Before not too long, we had arrived at our destination for the night, the city of Timisoara. We had investigated campsites, but reviews such as, and I quote, ‘don’t stay here… the toilets are bad….the electrical hookup is a deathtrap….hookups all unlocked with exposed electrical connections…the staff are basically grumpy and unhelpful…..the showers are broken, only one out of three worked… in all the sites we have stayed in throughout Europe, this is the worst.’ You get the picture! I must say, by now, Howard and I were hooting with laughter. Thankfully, for the price of a campsite throughout many places in Europe, you can bag a hotel room in Romania. So we promptly booked up a hotel online, and headed into town.
Timisoara is the third largest city in Romania. It was instrumental in the liberation of Romania from communism, being the first place in the country to show resistance to the regime. It was here, in 1989, that Father Lasz-lo Tokes stood on the steps of the Orthodox Cathedral, and condemned the Ceausescu regime, the spark that triggered the downfall of communism. Not before the police had killed 115 protesters here in Timisoara, and many more in the capital Bucharest, where the unrest spread. It is estimated that 1033 people lost their lives in one night alone in the main square in Bucharest, when Ceausescu ordered tanks to suppress the mass rally in December 1989. By noon the next day, the dictator and his wife were forced to fee the capital by helicopter, but later arrested, tried by an anonymous court, and executed on Christmas Day by firing squad. Romania was the only Soviet bloc country to fall with the death of a leader.
In 2021, Timisoara will serve as the EU’s Capital of Culture, and reading through our trusty Lonely Planet, it sounded an interesting place to visit. The aforementioned guide informed us that Romania was sprucing itself up, and that ‘fix-up fever’ had reached Timisoara, which as a result of this award, is ‘cleaning itself up at a feverish pace’. Sadly, none of this ‘tidying’ was in evidence to us.
We found the hotel, which was small, but lovely – a bit like an oasis in the middle of melee of dilapidation. We dropped off our bags, and set off on foot to explore. It was like walking in a city that time had forgot. There was certainly evidence of former elegance – leafy tree lined streets, grand baroque mansions, civic parks. But that is where the elegance stopped. Virtually every building we saw was in a state of extreme disrepair – with peeling paint, flaking masonry, rusty railings, rotting front doors. The streets were in need of a good sweep, and clearly no-one seemed to be taking any pride in the environment where they lived. It was quite sad. The only buildings that we saw that were pristine, were the churches, with fresh paint, and manicured gardens.

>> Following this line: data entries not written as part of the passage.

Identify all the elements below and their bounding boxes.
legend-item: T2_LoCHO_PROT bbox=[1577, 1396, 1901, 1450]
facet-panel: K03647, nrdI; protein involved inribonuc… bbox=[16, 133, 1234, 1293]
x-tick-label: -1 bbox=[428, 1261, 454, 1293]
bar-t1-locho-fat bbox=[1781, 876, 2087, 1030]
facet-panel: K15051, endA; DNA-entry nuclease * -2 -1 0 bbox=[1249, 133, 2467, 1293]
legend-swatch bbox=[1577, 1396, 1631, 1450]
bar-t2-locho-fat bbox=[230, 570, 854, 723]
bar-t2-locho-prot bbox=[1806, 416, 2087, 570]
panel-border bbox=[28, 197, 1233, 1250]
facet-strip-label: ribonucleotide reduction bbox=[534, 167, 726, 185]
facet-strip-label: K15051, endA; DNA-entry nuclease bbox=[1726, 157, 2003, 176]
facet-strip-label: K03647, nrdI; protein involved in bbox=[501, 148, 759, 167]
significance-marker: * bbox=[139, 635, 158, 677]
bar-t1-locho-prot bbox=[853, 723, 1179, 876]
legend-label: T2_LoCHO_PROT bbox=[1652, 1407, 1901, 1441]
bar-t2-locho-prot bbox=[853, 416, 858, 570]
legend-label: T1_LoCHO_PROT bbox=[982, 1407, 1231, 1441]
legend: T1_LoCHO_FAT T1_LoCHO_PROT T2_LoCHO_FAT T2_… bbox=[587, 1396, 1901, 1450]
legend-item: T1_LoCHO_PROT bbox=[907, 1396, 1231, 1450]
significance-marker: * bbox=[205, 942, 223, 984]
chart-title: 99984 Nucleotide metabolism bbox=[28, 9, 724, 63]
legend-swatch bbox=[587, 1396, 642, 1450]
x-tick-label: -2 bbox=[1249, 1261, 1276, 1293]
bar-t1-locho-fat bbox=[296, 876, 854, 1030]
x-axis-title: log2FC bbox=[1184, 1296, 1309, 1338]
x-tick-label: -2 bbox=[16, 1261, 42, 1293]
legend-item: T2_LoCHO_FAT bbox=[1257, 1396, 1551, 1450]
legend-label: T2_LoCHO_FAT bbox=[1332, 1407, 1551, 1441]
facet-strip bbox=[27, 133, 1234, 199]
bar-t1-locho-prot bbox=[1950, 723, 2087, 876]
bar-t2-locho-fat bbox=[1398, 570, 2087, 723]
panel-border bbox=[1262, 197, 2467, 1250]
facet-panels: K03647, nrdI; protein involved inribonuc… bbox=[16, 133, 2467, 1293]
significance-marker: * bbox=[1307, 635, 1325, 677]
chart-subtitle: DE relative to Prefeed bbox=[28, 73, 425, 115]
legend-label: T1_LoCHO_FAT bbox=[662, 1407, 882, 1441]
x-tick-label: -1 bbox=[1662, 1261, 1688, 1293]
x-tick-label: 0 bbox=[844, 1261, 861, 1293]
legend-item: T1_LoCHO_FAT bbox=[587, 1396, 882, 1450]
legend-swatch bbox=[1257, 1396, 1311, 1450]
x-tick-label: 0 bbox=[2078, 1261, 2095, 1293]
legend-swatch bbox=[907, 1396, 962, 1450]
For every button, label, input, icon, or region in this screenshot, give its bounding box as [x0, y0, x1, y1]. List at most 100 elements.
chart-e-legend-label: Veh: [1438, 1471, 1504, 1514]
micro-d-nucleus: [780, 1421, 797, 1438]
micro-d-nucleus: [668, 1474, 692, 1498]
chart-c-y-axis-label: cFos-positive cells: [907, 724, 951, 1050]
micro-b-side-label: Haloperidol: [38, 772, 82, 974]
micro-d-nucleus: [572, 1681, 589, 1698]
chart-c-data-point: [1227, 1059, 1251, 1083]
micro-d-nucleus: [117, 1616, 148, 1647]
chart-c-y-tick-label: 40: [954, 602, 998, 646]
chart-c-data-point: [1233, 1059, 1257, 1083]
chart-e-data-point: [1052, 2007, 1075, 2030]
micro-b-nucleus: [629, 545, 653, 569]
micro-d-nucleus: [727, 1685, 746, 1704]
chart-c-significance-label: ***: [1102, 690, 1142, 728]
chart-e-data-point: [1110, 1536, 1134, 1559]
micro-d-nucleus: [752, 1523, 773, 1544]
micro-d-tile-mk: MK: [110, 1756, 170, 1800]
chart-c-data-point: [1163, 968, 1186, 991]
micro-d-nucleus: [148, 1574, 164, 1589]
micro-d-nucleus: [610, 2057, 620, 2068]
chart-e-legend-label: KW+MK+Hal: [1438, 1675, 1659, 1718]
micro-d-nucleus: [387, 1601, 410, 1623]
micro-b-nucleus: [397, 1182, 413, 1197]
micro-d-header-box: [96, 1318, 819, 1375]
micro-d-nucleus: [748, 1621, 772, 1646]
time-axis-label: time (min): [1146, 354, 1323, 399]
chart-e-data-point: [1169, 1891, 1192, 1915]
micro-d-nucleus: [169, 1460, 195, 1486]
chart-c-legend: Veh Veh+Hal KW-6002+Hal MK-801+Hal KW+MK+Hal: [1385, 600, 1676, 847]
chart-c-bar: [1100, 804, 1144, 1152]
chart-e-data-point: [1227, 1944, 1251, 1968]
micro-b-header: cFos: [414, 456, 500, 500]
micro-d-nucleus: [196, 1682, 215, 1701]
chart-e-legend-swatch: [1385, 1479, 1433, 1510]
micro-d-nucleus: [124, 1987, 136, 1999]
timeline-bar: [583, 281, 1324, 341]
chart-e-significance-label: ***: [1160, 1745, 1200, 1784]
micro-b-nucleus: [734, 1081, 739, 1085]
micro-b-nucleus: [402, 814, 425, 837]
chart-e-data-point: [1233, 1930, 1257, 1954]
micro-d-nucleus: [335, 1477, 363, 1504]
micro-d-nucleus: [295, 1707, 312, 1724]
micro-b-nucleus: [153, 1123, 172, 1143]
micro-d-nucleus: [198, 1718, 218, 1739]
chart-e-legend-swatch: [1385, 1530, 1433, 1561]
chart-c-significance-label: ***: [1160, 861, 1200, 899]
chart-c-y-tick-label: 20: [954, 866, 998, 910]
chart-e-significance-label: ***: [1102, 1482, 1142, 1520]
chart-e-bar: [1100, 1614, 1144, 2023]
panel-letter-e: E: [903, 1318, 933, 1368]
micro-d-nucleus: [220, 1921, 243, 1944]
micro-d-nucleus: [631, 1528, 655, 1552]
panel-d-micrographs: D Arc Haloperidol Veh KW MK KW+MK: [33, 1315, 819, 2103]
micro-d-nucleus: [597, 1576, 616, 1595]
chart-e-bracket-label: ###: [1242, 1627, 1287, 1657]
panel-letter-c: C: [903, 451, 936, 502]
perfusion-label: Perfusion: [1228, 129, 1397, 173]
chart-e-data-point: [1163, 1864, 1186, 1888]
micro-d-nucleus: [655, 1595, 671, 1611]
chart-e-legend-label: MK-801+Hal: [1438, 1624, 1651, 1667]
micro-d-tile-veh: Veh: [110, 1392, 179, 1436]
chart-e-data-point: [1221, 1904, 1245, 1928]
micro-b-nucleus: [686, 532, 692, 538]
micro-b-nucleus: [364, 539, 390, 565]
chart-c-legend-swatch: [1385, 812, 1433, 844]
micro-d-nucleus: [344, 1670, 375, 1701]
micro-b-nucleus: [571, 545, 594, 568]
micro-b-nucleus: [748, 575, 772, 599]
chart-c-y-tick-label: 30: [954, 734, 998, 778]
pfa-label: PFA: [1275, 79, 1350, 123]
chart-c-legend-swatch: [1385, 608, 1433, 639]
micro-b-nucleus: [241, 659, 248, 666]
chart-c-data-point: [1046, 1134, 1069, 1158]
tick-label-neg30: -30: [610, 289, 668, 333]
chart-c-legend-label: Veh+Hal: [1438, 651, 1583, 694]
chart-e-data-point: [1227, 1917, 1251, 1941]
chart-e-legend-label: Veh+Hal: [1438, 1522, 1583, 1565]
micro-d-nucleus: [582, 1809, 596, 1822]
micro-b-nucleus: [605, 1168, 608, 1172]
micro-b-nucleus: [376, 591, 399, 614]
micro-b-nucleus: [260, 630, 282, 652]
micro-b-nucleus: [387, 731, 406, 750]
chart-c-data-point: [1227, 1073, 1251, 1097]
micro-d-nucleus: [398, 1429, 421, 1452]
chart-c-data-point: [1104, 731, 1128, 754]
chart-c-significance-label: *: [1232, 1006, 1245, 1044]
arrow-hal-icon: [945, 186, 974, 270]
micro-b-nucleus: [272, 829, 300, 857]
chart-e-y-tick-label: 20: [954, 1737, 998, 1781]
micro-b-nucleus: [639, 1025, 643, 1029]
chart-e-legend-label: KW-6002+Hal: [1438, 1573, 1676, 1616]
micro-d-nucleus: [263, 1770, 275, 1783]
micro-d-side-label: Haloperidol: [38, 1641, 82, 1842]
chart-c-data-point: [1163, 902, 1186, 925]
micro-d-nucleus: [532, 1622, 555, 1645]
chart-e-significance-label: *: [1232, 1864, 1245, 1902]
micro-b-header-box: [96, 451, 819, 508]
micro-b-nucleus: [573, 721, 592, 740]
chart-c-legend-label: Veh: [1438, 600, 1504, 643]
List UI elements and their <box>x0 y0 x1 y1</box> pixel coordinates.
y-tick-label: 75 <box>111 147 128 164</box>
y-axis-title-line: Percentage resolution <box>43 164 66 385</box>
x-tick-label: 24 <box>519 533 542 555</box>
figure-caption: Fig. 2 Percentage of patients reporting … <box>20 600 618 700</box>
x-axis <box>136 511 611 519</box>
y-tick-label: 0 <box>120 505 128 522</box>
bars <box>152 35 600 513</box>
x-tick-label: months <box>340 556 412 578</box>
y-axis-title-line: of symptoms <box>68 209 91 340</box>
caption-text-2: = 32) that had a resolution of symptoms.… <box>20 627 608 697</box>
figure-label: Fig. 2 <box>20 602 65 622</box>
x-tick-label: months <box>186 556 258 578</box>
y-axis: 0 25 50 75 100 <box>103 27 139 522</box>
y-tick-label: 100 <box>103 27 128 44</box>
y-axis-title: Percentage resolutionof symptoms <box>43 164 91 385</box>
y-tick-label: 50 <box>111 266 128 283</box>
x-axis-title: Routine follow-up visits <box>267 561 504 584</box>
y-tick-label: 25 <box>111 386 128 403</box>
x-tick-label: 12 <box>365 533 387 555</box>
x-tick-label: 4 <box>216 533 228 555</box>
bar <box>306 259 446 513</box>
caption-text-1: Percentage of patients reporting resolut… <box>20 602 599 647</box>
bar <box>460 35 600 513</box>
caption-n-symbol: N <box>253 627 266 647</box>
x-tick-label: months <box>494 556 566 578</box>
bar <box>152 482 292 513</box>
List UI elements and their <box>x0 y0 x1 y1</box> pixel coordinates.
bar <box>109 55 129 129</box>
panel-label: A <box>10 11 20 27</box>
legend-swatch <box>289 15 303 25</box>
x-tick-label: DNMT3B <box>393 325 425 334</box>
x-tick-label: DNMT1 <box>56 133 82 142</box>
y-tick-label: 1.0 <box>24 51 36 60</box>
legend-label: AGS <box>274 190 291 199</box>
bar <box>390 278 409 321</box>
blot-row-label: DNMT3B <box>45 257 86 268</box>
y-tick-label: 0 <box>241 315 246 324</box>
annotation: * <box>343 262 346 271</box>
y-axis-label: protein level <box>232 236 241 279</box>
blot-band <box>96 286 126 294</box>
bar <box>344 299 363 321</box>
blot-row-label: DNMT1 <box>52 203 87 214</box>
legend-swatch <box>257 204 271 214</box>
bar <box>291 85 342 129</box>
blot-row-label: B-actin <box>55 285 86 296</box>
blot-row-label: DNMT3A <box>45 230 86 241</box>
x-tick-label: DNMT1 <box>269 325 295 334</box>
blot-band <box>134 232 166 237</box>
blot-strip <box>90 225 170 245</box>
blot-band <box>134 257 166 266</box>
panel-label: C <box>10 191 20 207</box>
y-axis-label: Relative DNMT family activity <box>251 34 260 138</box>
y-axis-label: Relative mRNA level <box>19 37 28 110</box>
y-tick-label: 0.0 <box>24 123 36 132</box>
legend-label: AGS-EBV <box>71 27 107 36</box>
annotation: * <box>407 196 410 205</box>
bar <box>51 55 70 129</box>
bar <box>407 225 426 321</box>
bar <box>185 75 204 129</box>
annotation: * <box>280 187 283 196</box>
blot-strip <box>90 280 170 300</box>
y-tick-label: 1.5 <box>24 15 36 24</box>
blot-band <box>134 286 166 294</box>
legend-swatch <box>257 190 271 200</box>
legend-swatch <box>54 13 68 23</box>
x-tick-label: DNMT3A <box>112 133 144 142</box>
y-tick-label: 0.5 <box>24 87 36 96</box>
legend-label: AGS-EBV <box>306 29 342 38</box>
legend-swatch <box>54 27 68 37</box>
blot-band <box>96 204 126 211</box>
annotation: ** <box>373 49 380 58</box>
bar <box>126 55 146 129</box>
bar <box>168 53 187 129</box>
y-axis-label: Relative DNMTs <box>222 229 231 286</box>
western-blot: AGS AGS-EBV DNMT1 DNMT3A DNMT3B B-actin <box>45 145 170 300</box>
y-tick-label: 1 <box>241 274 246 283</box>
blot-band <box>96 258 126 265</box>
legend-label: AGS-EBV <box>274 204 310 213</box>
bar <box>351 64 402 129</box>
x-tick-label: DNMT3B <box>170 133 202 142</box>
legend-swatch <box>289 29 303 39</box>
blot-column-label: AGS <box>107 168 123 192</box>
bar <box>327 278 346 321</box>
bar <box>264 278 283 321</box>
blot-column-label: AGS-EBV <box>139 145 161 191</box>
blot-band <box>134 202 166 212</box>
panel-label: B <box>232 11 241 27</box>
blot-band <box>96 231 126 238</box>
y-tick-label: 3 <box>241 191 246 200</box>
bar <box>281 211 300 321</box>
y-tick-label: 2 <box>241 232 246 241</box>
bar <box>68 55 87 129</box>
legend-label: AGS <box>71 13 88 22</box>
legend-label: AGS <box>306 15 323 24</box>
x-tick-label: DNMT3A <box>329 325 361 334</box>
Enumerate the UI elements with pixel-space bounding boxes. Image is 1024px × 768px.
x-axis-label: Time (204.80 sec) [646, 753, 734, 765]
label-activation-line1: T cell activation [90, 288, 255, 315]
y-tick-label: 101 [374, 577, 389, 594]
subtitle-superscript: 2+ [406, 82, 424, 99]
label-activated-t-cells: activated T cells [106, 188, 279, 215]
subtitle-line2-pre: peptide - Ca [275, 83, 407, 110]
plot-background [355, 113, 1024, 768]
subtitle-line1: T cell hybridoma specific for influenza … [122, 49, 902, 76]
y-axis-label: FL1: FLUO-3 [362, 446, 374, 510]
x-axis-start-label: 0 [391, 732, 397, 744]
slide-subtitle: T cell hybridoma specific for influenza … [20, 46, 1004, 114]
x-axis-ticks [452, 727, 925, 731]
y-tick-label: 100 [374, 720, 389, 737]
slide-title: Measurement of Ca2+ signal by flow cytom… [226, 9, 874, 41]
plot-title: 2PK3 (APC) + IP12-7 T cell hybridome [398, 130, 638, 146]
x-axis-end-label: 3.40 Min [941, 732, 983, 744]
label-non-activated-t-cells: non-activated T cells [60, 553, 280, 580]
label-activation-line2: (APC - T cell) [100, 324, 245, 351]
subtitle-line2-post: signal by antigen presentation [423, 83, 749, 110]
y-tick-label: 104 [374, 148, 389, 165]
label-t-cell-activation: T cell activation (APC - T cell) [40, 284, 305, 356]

We walked into the town centre, with it’s large pedestrianised area. Here, at least, there was some attempt at a tidy up, with a splendid flower display taking centrepiece. The shops in the precinct were also thriving, although look up, and again, the beautiful baroque facades were crumbling.
Our conclusion is that Timisoara has a hell of a lot of work to do, to get the city up to scratch for their year as City of Culture. That being said, the people were all really friendly, and there certainly was an energy to the place.
Unusually, we chose to have supper back at our hotel. We were thrilled to find, yet again, we were being treated to live music – this time a very good female vocalist, singing songs so ancient that my dad would have loved them, as did I! For once, Howard was out-danced by the man at the table next to ours, who, much to his wife’s irritation, started ‘Dad-dancing’ every time a number came up that he recognised. His wife, periodically poked him in the ribs. I know just how she feels!!